Government spending on the National Cathedral project was prominent in a parliamentary committee sitting on a censure motion that probed Minister of Finance Ken Ofori-Atta’s [mis]handling of the economy.

The Member of Parliament for North Tongu, Samuel Okudzeto Ablakwa, asked a series of questions of the Minister when he appeared before the committee stressing the fact that disbursements for the project did not get the required parliamentary approvals.

In explaining where the expended monies were drawn, Ofori-Atta referred the committee to the Contingency Fund available to the government and justified how and why monies from the fund were used.

Political Risk Analyst, Theo Acheampong, is not convinced by Ofori-Atta’s explanation stressing that it was problematic in the first place to fetch monies from a fund for a project that was clearly not a contingency-related one.

“The funds in the Contingency Fund are meant to be used for very specific things. The name of the fund gives it away; it’s a contingency.

“How and why a National Cathedral project will be classified as a contingency beats my mind and I’m sure it’s the same case for many other Ghanaians,” he stated in an interview on Accra-based Joy FM, November 21.

Ofori-Atta is currently the subject of a censure vote brought against him by the Minority Caucus in addition to 98 NPP lawmakers also demanding his immediate sack.

An eight-member ad hoc committee that probed the seven grounds for censure struck out two of the grounds and is set to present its report to the plenary today.

An economy in distress

The economy is facing major headwinds that have been characterized by galloping inflation, consistent depreciation of the cedi and general high cost of living and of doing business.

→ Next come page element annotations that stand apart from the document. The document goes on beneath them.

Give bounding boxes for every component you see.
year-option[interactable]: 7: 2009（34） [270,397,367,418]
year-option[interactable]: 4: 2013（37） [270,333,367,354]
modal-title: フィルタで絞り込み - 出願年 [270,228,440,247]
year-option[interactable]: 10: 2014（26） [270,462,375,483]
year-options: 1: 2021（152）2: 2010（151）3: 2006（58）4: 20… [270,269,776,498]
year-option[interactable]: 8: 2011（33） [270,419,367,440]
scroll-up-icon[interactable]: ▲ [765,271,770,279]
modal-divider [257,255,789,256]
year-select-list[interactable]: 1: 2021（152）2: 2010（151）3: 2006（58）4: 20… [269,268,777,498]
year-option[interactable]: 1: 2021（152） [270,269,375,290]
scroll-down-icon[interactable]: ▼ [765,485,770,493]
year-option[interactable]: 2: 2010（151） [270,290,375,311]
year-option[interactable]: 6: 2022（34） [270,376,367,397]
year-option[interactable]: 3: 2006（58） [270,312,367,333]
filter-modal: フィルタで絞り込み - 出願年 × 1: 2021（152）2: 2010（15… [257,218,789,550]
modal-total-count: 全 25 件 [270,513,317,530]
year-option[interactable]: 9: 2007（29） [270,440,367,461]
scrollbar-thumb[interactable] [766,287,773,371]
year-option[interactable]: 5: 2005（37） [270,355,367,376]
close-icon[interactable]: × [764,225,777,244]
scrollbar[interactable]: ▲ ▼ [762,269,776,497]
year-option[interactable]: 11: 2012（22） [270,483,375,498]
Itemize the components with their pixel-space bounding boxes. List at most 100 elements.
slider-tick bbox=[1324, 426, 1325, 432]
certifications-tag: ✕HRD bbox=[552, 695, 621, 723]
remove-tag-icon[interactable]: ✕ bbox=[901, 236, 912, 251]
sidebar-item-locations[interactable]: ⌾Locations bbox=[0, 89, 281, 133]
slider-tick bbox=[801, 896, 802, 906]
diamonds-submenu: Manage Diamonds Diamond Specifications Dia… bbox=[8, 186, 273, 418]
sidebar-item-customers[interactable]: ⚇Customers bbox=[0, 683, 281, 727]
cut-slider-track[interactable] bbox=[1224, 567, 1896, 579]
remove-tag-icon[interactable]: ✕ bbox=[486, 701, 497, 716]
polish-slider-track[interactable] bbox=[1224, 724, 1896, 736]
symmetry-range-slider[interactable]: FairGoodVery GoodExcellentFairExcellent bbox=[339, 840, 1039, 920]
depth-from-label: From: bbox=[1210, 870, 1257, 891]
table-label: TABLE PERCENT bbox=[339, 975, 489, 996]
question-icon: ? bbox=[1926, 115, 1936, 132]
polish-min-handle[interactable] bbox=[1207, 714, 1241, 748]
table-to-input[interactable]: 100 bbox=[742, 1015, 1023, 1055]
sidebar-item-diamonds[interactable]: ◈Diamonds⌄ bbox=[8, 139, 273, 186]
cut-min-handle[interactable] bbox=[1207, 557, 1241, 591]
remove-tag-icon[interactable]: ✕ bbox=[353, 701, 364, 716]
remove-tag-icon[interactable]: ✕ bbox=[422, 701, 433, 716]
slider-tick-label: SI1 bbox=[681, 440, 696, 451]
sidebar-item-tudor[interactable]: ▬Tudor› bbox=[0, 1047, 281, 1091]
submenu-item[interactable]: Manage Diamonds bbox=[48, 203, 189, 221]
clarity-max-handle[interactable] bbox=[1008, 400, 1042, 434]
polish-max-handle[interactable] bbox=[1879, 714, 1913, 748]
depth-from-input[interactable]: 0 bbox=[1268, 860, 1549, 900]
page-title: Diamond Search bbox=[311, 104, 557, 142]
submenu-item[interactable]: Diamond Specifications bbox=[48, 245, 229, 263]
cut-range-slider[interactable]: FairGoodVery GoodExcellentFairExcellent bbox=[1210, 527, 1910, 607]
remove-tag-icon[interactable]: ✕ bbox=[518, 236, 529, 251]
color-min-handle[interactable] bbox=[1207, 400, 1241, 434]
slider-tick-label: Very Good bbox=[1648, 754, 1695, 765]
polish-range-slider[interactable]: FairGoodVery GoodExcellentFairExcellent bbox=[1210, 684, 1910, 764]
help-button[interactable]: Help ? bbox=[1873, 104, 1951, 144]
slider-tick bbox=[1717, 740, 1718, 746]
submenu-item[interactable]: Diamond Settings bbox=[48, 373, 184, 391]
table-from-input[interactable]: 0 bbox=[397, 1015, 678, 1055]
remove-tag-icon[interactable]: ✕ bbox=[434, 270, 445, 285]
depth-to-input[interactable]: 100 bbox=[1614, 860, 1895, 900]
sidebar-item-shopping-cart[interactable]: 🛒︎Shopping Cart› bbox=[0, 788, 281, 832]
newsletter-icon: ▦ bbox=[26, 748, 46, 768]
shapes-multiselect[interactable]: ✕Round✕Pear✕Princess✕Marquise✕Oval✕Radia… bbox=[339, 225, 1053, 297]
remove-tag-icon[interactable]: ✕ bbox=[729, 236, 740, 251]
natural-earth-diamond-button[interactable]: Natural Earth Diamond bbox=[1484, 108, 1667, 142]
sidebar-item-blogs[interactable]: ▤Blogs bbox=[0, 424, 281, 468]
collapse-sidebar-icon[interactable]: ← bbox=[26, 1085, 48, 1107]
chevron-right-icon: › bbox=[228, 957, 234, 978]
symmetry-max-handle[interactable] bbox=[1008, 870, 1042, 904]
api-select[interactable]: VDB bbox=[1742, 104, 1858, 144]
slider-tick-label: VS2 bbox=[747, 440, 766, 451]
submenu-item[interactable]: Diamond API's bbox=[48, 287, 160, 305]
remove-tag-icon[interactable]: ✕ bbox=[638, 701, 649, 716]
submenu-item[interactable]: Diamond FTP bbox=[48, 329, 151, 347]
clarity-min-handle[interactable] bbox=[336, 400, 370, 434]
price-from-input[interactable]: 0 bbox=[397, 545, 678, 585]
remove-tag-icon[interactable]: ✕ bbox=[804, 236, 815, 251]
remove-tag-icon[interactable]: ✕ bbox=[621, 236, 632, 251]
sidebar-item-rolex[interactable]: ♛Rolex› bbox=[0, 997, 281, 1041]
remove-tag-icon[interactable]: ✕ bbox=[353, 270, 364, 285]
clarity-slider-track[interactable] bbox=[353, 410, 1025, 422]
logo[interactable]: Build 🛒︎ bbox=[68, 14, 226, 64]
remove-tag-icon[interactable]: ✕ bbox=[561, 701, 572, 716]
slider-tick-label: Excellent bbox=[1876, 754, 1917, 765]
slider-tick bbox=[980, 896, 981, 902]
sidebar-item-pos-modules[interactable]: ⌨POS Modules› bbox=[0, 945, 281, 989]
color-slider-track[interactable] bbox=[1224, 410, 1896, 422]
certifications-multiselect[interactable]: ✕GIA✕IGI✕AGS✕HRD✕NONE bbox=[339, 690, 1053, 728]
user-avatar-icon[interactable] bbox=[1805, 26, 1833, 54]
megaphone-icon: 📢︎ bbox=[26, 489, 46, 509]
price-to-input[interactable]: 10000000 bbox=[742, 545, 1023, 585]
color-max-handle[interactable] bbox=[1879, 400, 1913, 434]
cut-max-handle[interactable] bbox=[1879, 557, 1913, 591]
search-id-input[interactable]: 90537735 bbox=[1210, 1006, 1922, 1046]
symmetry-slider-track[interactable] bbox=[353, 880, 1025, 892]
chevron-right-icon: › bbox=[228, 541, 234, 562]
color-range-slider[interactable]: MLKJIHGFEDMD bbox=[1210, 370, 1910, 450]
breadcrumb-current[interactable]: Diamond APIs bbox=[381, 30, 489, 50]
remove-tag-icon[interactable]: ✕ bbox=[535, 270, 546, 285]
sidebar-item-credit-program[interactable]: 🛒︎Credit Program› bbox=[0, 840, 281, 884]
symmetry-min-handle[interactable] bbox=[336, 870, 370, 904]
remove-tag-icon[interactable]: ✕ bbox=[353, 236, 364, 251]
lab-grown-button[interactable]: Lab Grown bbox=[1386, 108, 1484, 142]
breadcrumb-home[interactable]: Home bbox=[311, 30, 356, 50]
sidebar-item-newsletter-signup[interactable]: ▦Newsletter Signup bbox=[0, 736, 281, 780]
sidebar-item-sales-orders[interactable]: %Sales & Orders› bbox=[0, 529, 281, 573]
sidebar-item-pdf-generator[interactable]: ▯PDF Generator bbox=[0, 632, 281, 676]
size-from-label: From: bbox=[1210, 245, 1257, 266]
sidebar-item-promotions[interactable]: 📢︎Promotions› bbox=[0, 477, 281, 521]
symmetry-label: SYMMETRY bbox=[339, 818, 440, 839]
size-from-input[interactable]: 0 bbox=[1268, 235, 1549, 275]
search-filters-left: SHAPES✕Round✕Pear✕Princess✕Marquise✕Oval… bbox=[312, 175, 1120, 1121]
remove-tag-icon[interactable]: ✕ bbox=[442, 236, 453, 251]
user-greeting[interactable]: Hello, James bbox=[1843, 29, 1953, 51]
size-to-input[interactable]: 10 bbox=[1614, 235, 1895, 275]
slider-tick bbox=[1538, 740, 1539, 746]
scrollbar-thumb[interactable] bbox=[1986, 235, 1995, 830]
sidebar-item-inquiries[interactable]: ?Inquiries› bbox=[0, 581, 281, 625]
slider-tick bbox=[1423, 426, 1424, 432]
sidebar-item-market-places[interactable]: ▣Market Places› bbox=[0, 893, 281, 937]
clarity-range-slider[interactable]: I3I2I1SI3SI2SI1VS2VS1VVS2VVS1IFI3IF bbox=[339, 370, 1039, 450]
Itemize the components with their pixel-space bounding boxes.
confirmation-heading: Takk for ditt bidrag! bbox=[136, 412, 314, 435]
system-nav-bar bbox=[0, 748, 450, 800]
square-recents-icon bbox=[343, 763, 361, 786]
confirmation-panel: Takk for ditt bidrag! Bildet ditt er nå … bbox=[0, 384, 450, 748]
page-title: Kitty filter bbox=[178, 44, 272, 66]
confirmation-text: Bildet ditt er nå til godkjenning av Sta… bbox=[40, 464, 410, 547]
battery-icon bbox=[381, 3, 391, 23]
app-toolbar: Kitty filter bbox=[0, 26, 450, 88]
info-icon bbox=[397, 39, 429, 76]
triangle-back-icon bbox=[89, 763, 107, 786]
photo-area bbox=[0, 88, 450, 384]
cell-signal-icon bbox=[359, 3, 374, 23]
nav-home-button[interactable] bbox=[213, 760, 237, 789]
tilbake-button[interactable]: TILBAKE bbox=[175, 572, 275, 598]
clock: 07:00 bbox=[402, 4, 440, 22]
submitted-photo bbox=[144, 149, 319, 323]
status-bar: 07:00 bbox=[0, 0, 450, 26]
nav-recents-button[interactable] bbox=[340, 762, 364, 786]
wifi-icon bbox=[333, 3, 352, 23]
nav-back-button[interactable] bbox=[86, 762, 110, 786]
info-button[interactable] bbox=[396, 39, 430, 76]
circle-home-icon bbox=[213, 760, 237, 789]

The government is hoping to reach a deal with the International Monetary Fund, IMF, for an economic support programme aimed at shoring up the economy and easing the burden on ordinary Ghanaians.

President Akufo-Addo and his government have come under heavy scrutiny for failing to address the current economic challenges in the country.

The prices of goods and services have been continuously rising all year round, with inflation currently at over 40 per cent.

The Ghana cedi has been ranked the worst currency in the world among 148 currencies tracked by Bloomberg, overtaking Sri Lanka’s rupee, having depreciated by nearly 50 per cent so far in 2022.